Now vets and animal rights groups are urging the UK government to introduce similar laws.
Members of the French National Assembly voted in favour of compulsory CCTV monitoring in all the country’s 1,000 slaughterhouses.
See also: French to inspect all abattoirs after video shows animal abuse
The legislation will require all slaughterhouses in France to install cameras in all areas of abattoirs where live animals are handled, including places of transport, accommodation, stunning and slaughter, by 2018.
However, the bill must be passed by the French Senate in February before it can become law.
A trial will take place this year to explain how the technology will be rolled out across the board.
Under the new laws, those caught inflicting unlawful cruelty on animals could face one year in prison.
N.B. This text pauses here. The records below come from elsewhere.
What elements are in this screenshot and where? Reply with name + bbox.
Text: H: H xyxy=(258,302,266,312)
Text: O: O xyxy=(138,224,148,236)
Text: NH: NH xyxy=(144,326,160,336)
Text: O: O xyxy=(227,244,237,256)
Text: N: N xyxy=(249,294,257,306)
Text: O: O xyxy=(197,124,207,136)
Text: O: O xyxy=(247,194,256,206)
Animal rights charity Animal Aid UK called on Defra minister George Eustice to bring forward similar measures to ensure the use of independently monitored CCTV becomes mandatory in UK slaughterhouses.
Catalyst for UK?
Animal Aid’s farming and slaughter campaigns manager Luke Steele said: “Animal Aid’s covert filming has found lawbreaking in 90% of slaughterhouses investigated, which has included cigarettes being stubbed out on pigs, sheep being picked up and thrown by their fleeces and animals being beaten.
“If the French National Assembly can make CCTV mandatory, then why can the UK parliament not do the same?”
Emma Slawinski, director of campaigns at Compassion in World Farming, added: “I hope this will be the catalyst for the UK and other European governments to introduce compulsory CCTV in abattoirs, preventing the suffering we have seen exposed in recent investigations.”
The Food Standards Agency, alongside a cross-party representation of more than 200 MPs and the British Veterinary Association now support mandatory CCTV.
However, a report for the Welsh government by a working group of representatives from the abattoir industry concluded that while CCTV was a “useful additional tool” in improving animal welfare, there was “simply not sufficient basis in which to make CCTV a mandatory requirement in abattoirs in Wales”.